The Shepherd Arts Park: Community, Art, Play
Honor Award
General Design
Detroit, Michigan, United States
OSD—Office of Strategy + Design
Client: Anthony and JJ Curis Library Street Collective
Anchoring a burgeoning arts district in Detroit, this project thoughtfully transforms an underutilized former churchyard into an open-air haven where various elements—sculpture garden, public promenade, skate park, generous swaths of open lawn, and more—work together to welcome everyone. A modest yet socially impactful transformation.
- 2025 Awards Jury
Project Credits
Simon David, Principal In Charge
Vignir Eythorsson, Designer
Christopher Gates, Project Manager
Scott Kelly, Designer
Pranit Nevrekar, Designer
Serena Sun, Designer
Soham Waghela, Designer
Peterson Rich Office, Architect
Undecorated, Architect
Giffels Webster, Civil Engineering
Deep End Studio, Custom Metal Work
Ignition Arts, Fabrication
Tony Hawk, Skate Park Designer
Lisa DuRussel, Designer
Project Statement
The Shepherd Art Park revitalizes a once-vacant 3.5-acre site in a historically depopulated Detroit neighborhood, transforming it into a dynamic cultural hub. Today, more than ever, our communities need a place for people of all ages to come together, break the cycle of isolation and loneliness, and replace it with connection, creativity, and inspiration. The newly reimagined site honors a church that once anchored the community, transforming it into a new kind of hub that facilitates the best qualities of public spaces: social interaction, art, and play.
Project Narrative
Location: The Shepherd Art Park is a 3.5 acre block in Little Village, Detroit, characterized by decaying single-family residences and vacant lots. Close to the Detroit River, the site is home to an empty 19th c. Romanesque church. The site was overgrown with invasive plants and littered with debris, broken glass, and crumbling building materials.

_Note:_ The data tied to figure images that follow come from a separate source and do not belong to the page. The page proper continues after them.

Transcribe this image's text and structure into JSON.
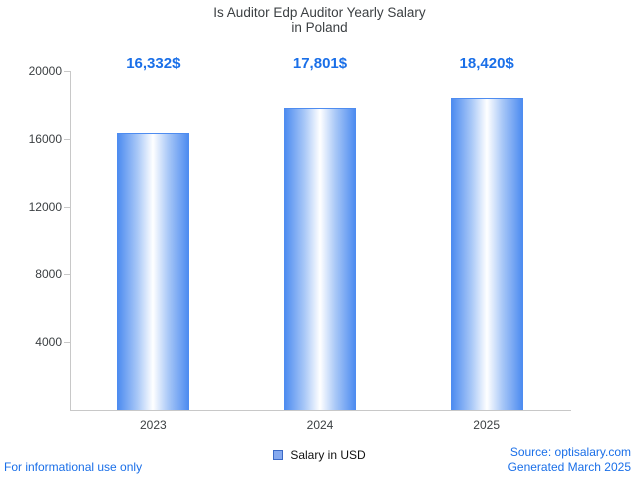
{
  "title": {
    "line1": "Is Auditor Edp Auditor Yearly Salary",
    "line2": "in Poland"
  },
  "chart_data": {
    "type": "bar",
    "title": "Is Auditor Edp Auditor Yearly Salary in Poland",
    "categories": [
      "2023",
      "2024",
      "2025"
    ],
    "values": [
      16332,
      17801,
      18420
    ],
    "value_labels": [
      "16,332$",
      "17,801$",
      "18,420$"
    ],
    "series_name": "Salary in USD",
    "xlabel": "",
    "ylabel": "",
    "ylim": [
      0,
      20000
    ],
    "yticks": [
      4000,
      8000,
      12000,
      16000,
      20000
    ],
    "grid": false,
    "legend_position": "bottom",
    "bar_gradient": [
      "#4e8cf0",
      "#ffffff",
      "#4e8cf0"
    ],
    "value_label_color": "#1a6fe8"
  },
  "legend": {
    "label": "Salary in USD",
    "swatch_color": "#85a9ef"
  },
  "footer": {
    "left": "For informational use only",
    "source": "Source: optisalary.com",
    "generated": "Generated March 2025"
  }
}
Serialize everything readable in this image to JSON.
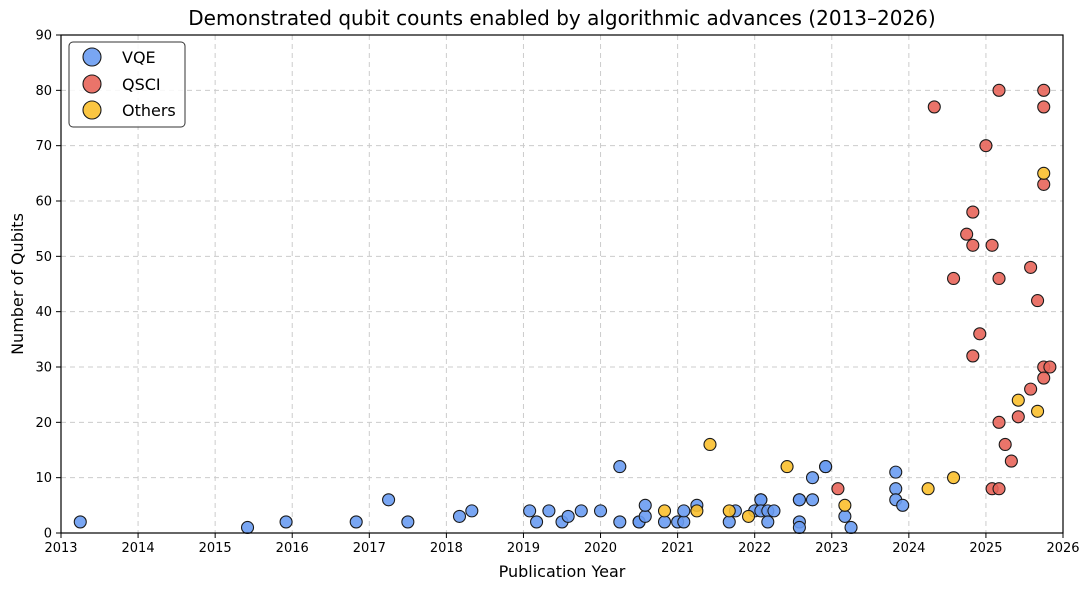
{
  "chart_data": {
    "type": "scatter",
    "title": "Demonstrated qubit counts enabled by algorithmic advances (2013–2026)",
    "xlabel": "Publication Year",
    "ylabel": "Number of Qubits",
    "xlim": [
      2013,
      2026
    ],
    "ylim": [
      0,
      90
    ],
    "xticks": [
      "2013",
      "2014",
      "2015",
      "2016",
      "2017",
      "2018",
      "2019",
      "2020",
      "2021",
      "2022",
      "2023",
      "2024",
      "2025",
      "2026"
    ],
    "yticks": [
      "0",
      "10",
      "20",
      "30",
      "40",
      "50",
      "60",
      "70",
      "80",
      "90"
    ],
    "grid": true,
    "legend_position": "top-left",
    "series": [
      {
        "name": "VQE",
        "color": "#6a9cf2",
        "points": [
          [
            2013.25,
            2
          ],
          [
            2015.42,
            1
          ],
          [
            2015.92,
            2
          ],
          [
            2016.83,
            2
          ],
          [
            2017.25,
            6
          ],
          [
            2017.5,
            2
          ],
          [
            2018.17,
            3
          ],
          [
            2018.33,
            4
          ],
          [
            2019.08,
            4
          ],
          [
            2019.17,
            2
          ],
          [
            2019.33,
            4
          ],
          [
            2019.5,
            2
          ],
          [
            2019.58,
            3
          ],
          [
            2019.75,
            4
          ],
          [
            2020.0,
            4
          ],
          [
            2020.25,
            12
          ],
          [
            2020.25,
            2
          ],
          [
            2020.5,
            2
          ],
          [
            2020.5,
            2
          ],
          [
            2020.58,
            3
          ],
          [
            2020.58,
            5
          ],
          [
            2020.83,
            2
          ],
          [
            2021.0,
            2
          ],
          [
            2021.08,
            2
          ],
          [
            2021.08,
            4
          ],
          [
            2021.25,
            5
          ],
          [
            2021.67,
            2
          ],
          [
            2021.75,
            4
          ],
          [
            2022.0,
            4
          ],
          [
            2022.08,
            6
          ],
          [
            2022.08,
            6
          ],
          [
            2022.08,
            4
          ],
          [
            2022.17,
            4
          ],
          [
            2022.17,
            2
          ],
          [
            2022.25,
            4
          ],
          [
            2022.58,
            6
          ],
          [
            2022.58,
            6
          ],
          [
            2022.58,
            2
          ],
          [
            2022.58,
            1
          ],
          [
            2022.75,
            6
          ],
          [
            2022.75,
            10
          ],
          [
            2022.92,
            12
          ],
          [
            2022.92,
            12
          ],
          [
            2023.17,
            3
          ],
          [
            2023.25,
            1
          ],
          [
            2023.83,
            11
          ],
          [
            2023.83,
            8
          ],
          [
            2023.83,
            6
          ],
          [
            2023.92,
            5
          ]
        ]
      },
      {
        "name": "QSCI",
        "color": "#e8655a",
        "points": [
          [
            2023.08,
            8
          ],
          [
            2024.33,
            77
          ],
          [
            2024.58,
            46
          ],
          [
            2024.75,
            54
          ],
          [
            2024.83,
            58
          ],
          [
            2024.83,
            52
          ],
          [
            2024.83,
            32
          ],
          [
            2024.92,
            36
          ],
          [
            2025.0,
            70
          ],
          [
            2025.08,
            52
          ],
          [
            2025.08,
            8
          ],
          [
            2025.17,
            8
          ],
          [
            2025.17,
            80
          ],
          [
            2025.17,
            46
          ],
          [
            2025.17,
            20
          ],
          [
            2025.25,
            16
          ],
          [
            2025.33,
            13
          ],
          [
            2025.42,
            21
          ],
          [
            2025.58,
            48
          ],
          [
            2025.58,
            26
          ],
          [
            2025.67,
            42
          ],
          [
            2025.75,
            80
          ],
          [
            2025.75,
            77
          ],
          [
            2025.75,
            63
          ],
          [
            2025.75,
            30
          ],
          [
            2025.75,
            28
          ],
          [
            2025.83,
            30
          ]
        ]
      },
      {
        "name": "Others",
        "color": "#fbc02d",
        "points": [
          [
            2020.83,
            4
          ],
          [
            2021.25,
            4
          ],
          [
            2021.42,
            16
          ],
          [
            2021.67,
            4
          ],
          [
            2021.92,
            3
          ],
          [
            2022.42,
            12
          ],
          [
            2023.17,
            5
          ],
          [
            2024.25,
            8
          ],
          [
            2024.58,
            10
          ],
          [
            2025.42,
            24
          ],
          [
            2025.67,
            22
          ],
          [
            2025.75,
            65
          ]
        ]
      }
    ]
  }
}
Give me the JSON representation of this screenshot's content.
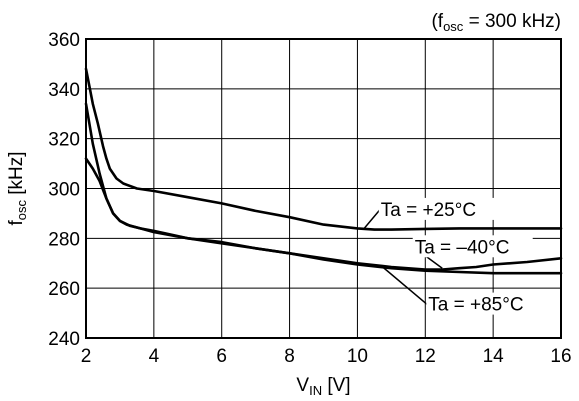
{
  "chart_data": {
    "type": "line",
    "title": "",
    "annotation": {
      "prefix": "(f",
      "sub": "osc",
      "suffix": " = 300 kHz)"
    },
    "xlabel": {
      "main": "V",
      "sub": "IN",
      "suffix": " [V]"
    },
    "ylabel": {
      "main": "f",
      "sub": "osc",
      "suffix": " [kHz]"
    },
    "xlim": [
      2,
      16
    ],
    "ylim": [
      240,
      360
    ],
    "xticks": [
      2,
      4,
      6,
      8,
      10,
      12,
      14,
      16
    ],
    "yticks": [
      240,
      260,
      280,
      300,
      320,
      340,
      360
    ],
    "grid": true,
    "series": [
      {
        "name": "Ta = +25°C",
        "x": [
          2.0,
          2.1,
          2.2,
          2.35,
          2.5,
          2.6,
          2.7,
          2.9,
          3.1,
          3.5,
          4.0,
          5.0,
          6.0,
          7.0,
          8.0,
          9.0,
          10.0,
          10.5,
          11.0,
          12.0,
          13.0,
          14.0,
          15.0,
          16.0
        ],
        "values": [
          348,
          341,
          334,
          326,
          317,
          312,
          308,
          304,
          302,
          300,
          299,
          296.5,
          294,
          291,
          288.5,
          285.5,
          284,
          283.5,
          283.5,
          283.8,
          284,
          284,
          284,
          284
        ]
      },
      {
        "name": "Ta = -40°C",
        "x": [
          2.0,
          2.1,
          2.2,
          2.4,
          2.6,
          2.8,
          3.0,
          3.3,
          3.6,
          4.0,
          5.0,
          6.0,
          7.0,
          8.0,
          9.0,
          10.0,
          11.0,
          12.0,
          12.5,
          13.0,
          13.5,
          14.0,
          15.0,
          16.0
        ],
        "values": [
          334,
          326,
          318,
          306,
          296,
          290,
          287,
          285,
          284,
          282.5,
          280,
          278,
          276,
          274,
          272,
          270,
          268.5,
          267.5,
          267.5,
          268,
          268.5,
          269.5,
          270.5,
          272
        ]
      },
      {
        "name": "Ta = +85°C",
        "x": [
          2.0,
          2.2,
          2.4,
          2.6,
          2.8,
          3.0,
          3.2,
          3.6,
          4.0,
          5.0,
          6.0,
          7.0,
          8.0,
          9.0,
          10.0,
          11.0,
          12.0,
          13.0,
          14.0,
          15.0,
          16.0
        ],
        "values": [
          312,
          308,
          303,
          296,
          290,
          287,
          285.5,
          284,
          283,
          280,
          278.5,
          276,
          274,
          271.5,
          269.5,
          268,
          267,
          266.5,
          266,
          266,
          266
        ]
      }
    ],
    "labels": [
      {
        "series": 0,
        "main": "Ta = +25",
        "unit": "°C",
        "at_x": 10.2,
        "at_y": 284,
        "text_x": 10.6,
        "text_y": 289
      },
      {
        "series": 1,
        "main": "Ta = –40",
        "unit": "°C",
        "at_x": 12.5,
        "at_y": 268,
        "text_x": 11.6,
        "text_y": 274
      },
      {
        "series": 2,
        "main": "Ta = +85",
        "unit": "°C",
        "at_x": 10.7,
        "at_y": 269,
        "text_x": 12.0,
        "text_y": 251
      }
    ]
  }
}
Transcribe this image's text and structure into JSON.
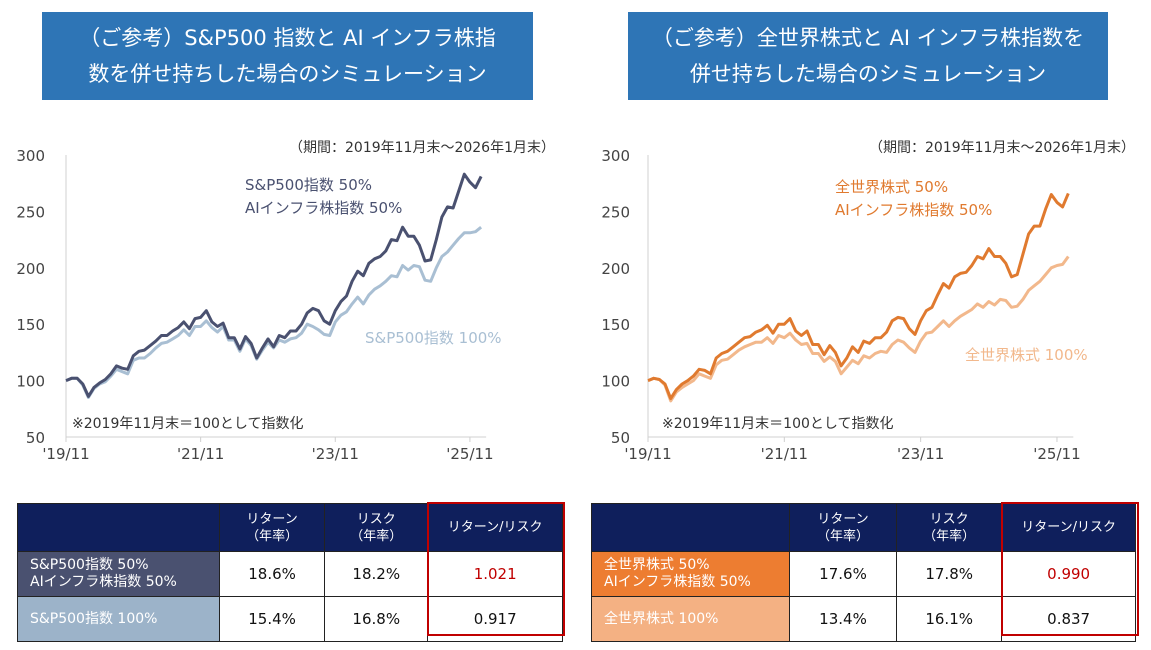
{
  "titles": {
    "left": [
      "（ご参考）S&P500 指数と AI インフラ株指",
      "数を併せ持ちした場合のシミュレーション"
    ],
    "right": [
      "（ご参考）全世界株式と AI インフラ株指数を",
      "併せ持ちした場合のシミュレーション"
    ]
  },
  "colors": {
    "title_bg": "#2E75B6",
    "header_bg": "#0f1f5c",
    "highlight": "#c00000"
  },
  "chart_data": [
    {
      "type": "line",
      "period_note": "（期間：2019年11月末～2026年1月末）",
      "index_note": "※2019年11月末＝100として指数化",
      "xlabel": "",
      "ylabel": "",
      "ylim": [
        50,
        300
      ],
      "yticks": [
        50,
        100,
        150,
        200,
        250,
        300
      ],
      "xtick_labels": [
        "'19/11",
        "'21/11",
        "'23/11",
        "'25/11"
      ],
      "grid": false,
      "x": [
        "2019-11",
        "2019-12",
        "2020-01",
        "2020-02",
        "2020-03",
        "2020-04",
        "2020-05",
        "2020-06",
        "2020-07",
        "2020-08",
        "2020-09",
        "2020-10",
        "2020-11",
        "2020-12",
        "2021-01",
        "2021-02",
        "2021-03",
        "2021-04",
        "2021-05",
        "2021-06",
        "2021-07",
        "2021-08",
        "2021-09",
        "2021-10",
        "2021-11",
        "2021-12",
        "2022-01",
        "2022-02",
        "2022-03",
        "2022-04",
        "2022-05",
        "2022-06",
        "2022-07",
        "2022-08",
        "2022-09",
        "2022-10",
        "2022-11",
        "2022-12",
        "2023-01",
        "2023-02",
        "2023-03",
        "2023-04",
        "2023-05",
        "2023-06",
        "2023-07",
        "2023-08",
        "2023-09",
        "2023-10",
        "2023-11",
        "2023-12",
        "2024-01",
        "2024-02",
        "2024-03",
        "2024-04",
        "2024-05",
        "2024-06",
        "2024-07",
        "2024-08",
        "2024-09",
        "2024-10",
        "2024-11",
        "2024-12",
        "2025-01",
        "2025-02",
        "2025-03",
        "2025-04",
        "2025-05",
        "2025-06",
        "2025-07",
        "2025-08",
        "2025-09",
        "2025-10",
        "2025-11",
        "2025-12",
        "2026-01"
      ],
      "series": [
        {
          "name": [
            "S&P500指数  50%",
            "AIインフラ株指数  50%"
          ],
          "color": "#4a5170",
          "values": [
            100,
            102,
            102,
            97,
            86,
            94,
            98,
            101,
            106,
            113,
            111,
            110,
            122,
            126,
            127,
            131,
            135,
            140,
            140,
            144,
            147,
            152,
            146,
            155,
            156,
            162,
            152,
            148,
            151,
            138,
            138,
            128,
            139,
            133,
            120,
            129,
            137,
            130,
            140,
            138,
            144,
            144,
            150,
            160,
            164,
            162,
            153,
            150,
            162,
            170,
            175,
            188,
            197,
            193,
            204,
            208,
            210,
            215,
            225,
            224,
            236,
            228,
            228,
            220,
            206,
            207,
            225,
            245,
            254,
            253,
            268,
            283,
            276,
            271,
            281
          ]
        },
        {
          "name": [
            "S&P500指数  100%"
          ],
          "color": "#a9bfd3",
          "values": [
            100,
            102,
            102,
            96,
            85,
            93,
            97,
            99,
            104,
            110,
            108,
            106,
            118,
            120,
            120,
            124,
            129,
            133,
            134,
            137,
            140,
            145,
            140,
            148,
            148,
            153,
            147,
            143,
            148,
            136,
            136,
            126,
            137,
            131,
            119,
            127,
            134,
            129,
            136,
            134,
            137,
            138,
            142,
            150,
            148,
            145,
            141,
            140,
            152,
            158,
            161,
            168,
            174,
            168,
            176,
            181,
            184,
            188,
            193,
            192,
            202,
            198,
            202,
            201,
            189,
            188,
            200,
            210,
            214,
            220,
            226,
            231,
            231,
            232,
            236
          ]
        }
      ]
    },
    {
      "type": "line",
      "period_note": "（期間：2019年11月末～2026年1月末）",
      "index_note": "※2019年11月末＝100として指数化",
      "xlabel": "",
      "ylabel": "",
      "ylim": [
        50,
        300
      ],
      "yticks": [
        50,
        100,
        150,
        200,
        250,
        300
      ],
      "xtick_labels": [
        "'19/11",
        "'21/11",
        "'23/11",
        "'25/11"
      ],
      "grid": false,
      "x": [
        "2019-11",
        "2019-12",
        "2020-01",
        "2020-02",
        "2020-03",
        "2020-04",
        "2020-05",
        "2020-06",
        "2020-07",
        "2020-08",
        "2020-09",
        "2020-10",
        "2020-11",
        "2020-12",
        "2021-01",
        "2021-02",
        "2021-03",
        "2021-04",
        "2021-05",
        "2021-06",
        "2021-07",
        "2021-08",
        "2021-09",
        "2021-10",
        "2021-11",
        "2021-12",
        "2022-01",
        "2022-02",
        "2022-03",
        "2022-04",
        "2022-05",
        "2022-06",
        "2022-07",
        "2022-08",
        "2022-09",
        "2022-10",
        "2022-11",
        "2022-12",
        "2023-01",
        "2023-02",
        "2023-03",
        "2023-04",
        "2023-05",
        "2023-06",
        "2023-07",
        "2023-08",
        "2023-09",
        "2023-10",
        "2023-11",
        "2023-12",
        "2024-01",
        "2024-02",
        "2024-03",
        "2024-04",
        "2024-05",
        "2024-06",
        "2024-07",
        "2024-08",
        "2024-09",
        "2024-10",
        "2024-11",
        "2024-12",
        "2025-01",
        "2025-02",
        "2025-03",
        "2025-04",
        "2025-05",
        "2025-06",
        "2025-07",
        "2025-08",
        "2025-09",
        "2025-10",
        "2025-11",
        "2025-12",
        "2026-01"
      ],
      "series": [
        {
          "name": [
            "全世界株式  50%",
            "AIインフラ株指数  50%"
          ],
          "color": "#E07A2F",
          "values": [
            100,
            102,
            101,
            97,
            84,
            92,
            97,
            100,
            104,
            110,
            109,
            106,
            120,
            124,
            126,
            130,
            134,
            138,
            139,
            143,
            145,
            149,
            142,
            150,
            150,
            155,
            144,
            140,
            144,
            132,
            132,
            123,
            131,
            125,
            113,
            120,
            130,
            125,
            135,
            133,
            138,
            138,
            143,
            153,
            156,
            155,
            146,
            141,
            153,
            162,
            165,
            176,
            186,
            182,
            192,
            195,
            196,
            202,
            210,
            208,
            217,
            210,
            210,
            204,
            192,
            194,
            212,
            230,
            237,
            237,
            252,
            265,
            258,
            254,
            266
          ]
        },
        {
          "name": [
            "全世界株式  100%"
          ],
          "color": "#F2B88C",
          "values": [
            100,
            102,
            101,
            96,
            82,
            90,
            94,
            97,
            100,
            106,
            104,
            102,
            114,
            118,
            119,
            123,
            127,
            130,
            132,
            134,
            134,
            138,
            133,
            140,
            138,
            142,
            136,
            132,
            133,
            124,
            124,
            117,
            121,
            117,
            106,
            112,
            118,
            115,
            122,
            120,
            124,
            126,
            125,
            132,
            136,
            134,
            129,
            125,
            135,
            142,
            143,
            148,
            153,
            148,
            153,
            157,
            160,
            163,
            168,
            165,
            170,
            167,
            172,
            171,
            165,
            166,
            172,
            180,
            184,
            188,
            194,
            200,
            202,
            203,
            210
          ]
        }
      ]
    }
  ],
  "tables": {
    "left": {
      "headers": [
        "",
        "リターン\n（年率）",
        "リスク\n（年率）",
        "リターン/リスク"
      ],
      "rows": [
        {
          "label": "S&P500指数  50%\nAIインフラ株指数  50%",
          "bg": "#4a5170",
          "return": "18.6%",
          "risk": "18.2%",
          "ratio": "1.021",
          "ratio_color": "#c00000"
        },
        {
          "label": "S&P500指数  100%",
          "bg": "#9cb3c9",
          "return": "15.4%",
          "risk": "16.8%",
          "ratio": "0.917",
          "ratio_color": "#111111"
        }
      ]
    },
    "right": {
      "headers": [
        "",
        "リターン\n（年率）",
        "リスク\n（年率）",
        "リターン/リスク"
      ],
      "rows": [
        {
          "label": "全世界株式  50%\nAIインフラ株指数  50%",
          "bg": "#ED7D31",
          "return": "17.6%",
          "risk": "17.8%",
          "ratio": "0.990",
          "ratio_color": "#c00000"
        },
        {
          "label": "全世界株式  100%",
          "bg": "#F4B183",
          "return": "13.4%",
          "risk": "16.1%",
          "ratio": "0.837",
          "ratio_color": "#111111"
        }
      ]
    }
  }
}
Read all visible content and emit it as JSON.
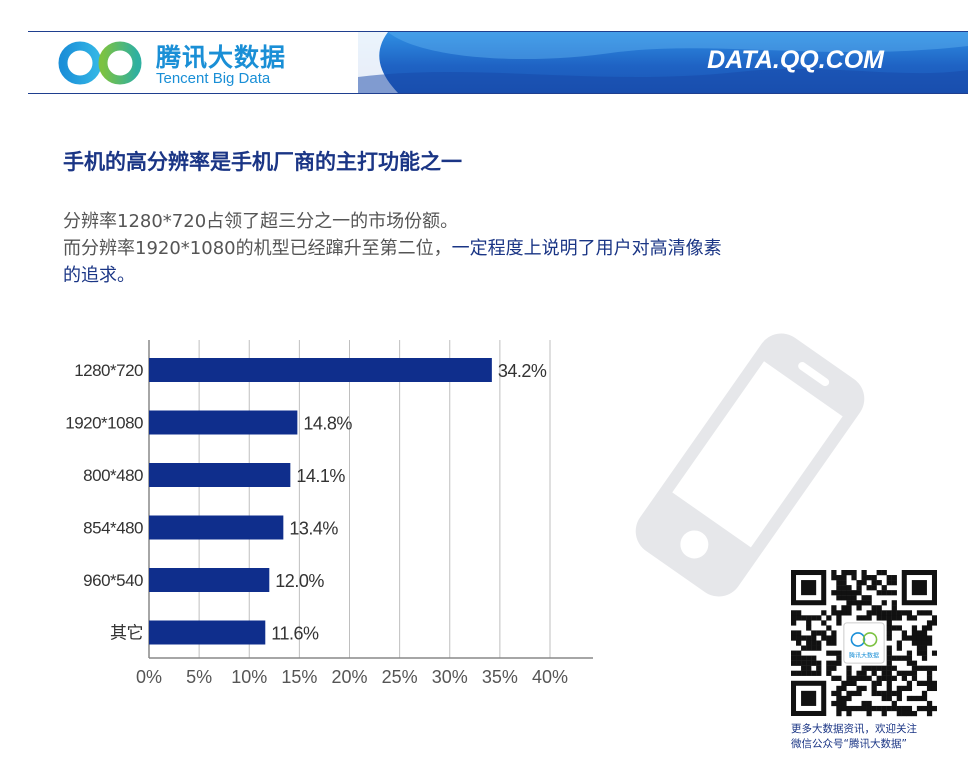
{
  "header": {
    "logo_cn": "腾讯大数据",
    "logo_en": "Tencent Big Data",
    "site": "DATA.QQ.COM"
  },
  "title": "手机的高分辨率是手机厂商的主打功能之一",
  "subtitle": {
    "line1": "分辨率1280*720占领了超三分之一的市场份额。",
    "line2_plain": "而分辨率1920*1080的机型已经蹿升至第二位，",
    "line2_highlight": "一定程度上说明了用户对高清像素",
    "line3_highlight": "的追求。"
  },
  "colors": {
    "bar": "#0f2e8c",
    "title": "#1a3585",
    "grid": "#bfbfbf",
    "banner": "#1f63c4",
    "phone": "#e6e7ea"
  },
  "chart_data": {
    "type": "bar",
    "orientation": "horizontal",
    "categories": [
      "1280*720",
      "1920*1080",
      "800*480",
      "854*480",
      "960*540",
      "其它"
    ],
    "values": [
      34.2,
      14.8,
      14.1,
      13.4,
      12.0,
      11.6
    ],
    "value_labels": [
      "34.2%",
      "14.8%",
      "14.1%",
      "13.4%",
      "12.0%",
      "11.6%"
    ],
    "xlim": [
      0,
      40
    ],
    "xticks": [
      "0%",
      "5%",
      "10%",
      "15%",
      "20%",
      "25%",
      "30%",
      "35%",
      "40%"
    ],
    "grid": true
  },
  "qr": {
    "badge_text": "腾讯大数据",
    "caption_line1": "更多大数据资讯，欢迎关注",
    "caption_line2": "微信公众号“腾讯大数据”"
  }
}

Scope and Size: The client requested an arts campus with diverse program and a strong community focus. Site constraints included inaccessible grades, poor drainage, a functional municipal alleyway, and centuries of degradation and building ruins. Aimed at contributing to the city’s artistic renaissance, the client’s program requests included outdoor art galleries, a sculpture park dedicated to Detroit artist Charles McGee, play areas, outdoor F&B, events spaces, and a new skate park designed in collaboration with Tony Hawk. Existing buildings including the church, rectory, garage, and farmhouses were adaptively repurposed by multiple architectural groups into galleries, workshops, studios, and F&B spaces.
Site and context: Given the neighborhood’s unique cultural legacy and an existing palimpsest of material degradation, the team researched the site, neighborhood, and community. Photos documented materials, plants, and structures, and on-site observations noted community activity. Soil analysis and geotech investigations revealed saturated soils and buried building ruins, which informed site layout and foundation design for large elements such as sculptures. The project ambition was not to wipe the slate clean, but instead to reveal and celebrate the identity of the site and integrate the new project with its surroundings.
Design Approach - Program and Accessibility: The design integrates diverse programmatic needs; creates a sense of discovery and play; harmonizes with the vast brick Romanesque church; and achieves critical site performance goals such as a high pervious-impervious ratio, ADA accessibility, and robust native planting. The site layout is conceived as an interlocking series of outdoor “rooms” hosting the wide variety of program. The plan composition is playfully inspired by the church’s architecture. In this way, spaces hint at apsoidal geometries, and adopt names such as ‘The Nave Alley’, the “Art Altars”, and “Father Forgive Me” dining area. The Nave is a municipal alleyway doubling as a neighborhood thoroughfare.Circulation is laid out to invite the broader neighborhood and create a sense of discovery.
Design Approach - Materials and Planting: Walking around the neighborhood, the team found great beauty in materials and textures. The design team chose to embrace the story of the site, celebrate the broken glass, brick, and decay, and explore an artful and sustainable approach to material reuse. To achieve drainage requirements, porous paving is used extensively. Bricks were salvaged from the church’s decaying nunnery, then crushed and integrated with the site's paving. Local recycled glass—tumbled and rounded—was used in the paving, paying homage to the church’s stained glass windows. The glass gravel is placed in the meditation loop, following the logic of a ROYGBIV color wheel, referencing the identity of the community as an arts hub. Wood was salvaged from local trees downed during storms. For the project, the team designed furniture, signage, and wayfinding, using the reclaimed wood, and working with a local fabricator, creating a unified material vocabulary.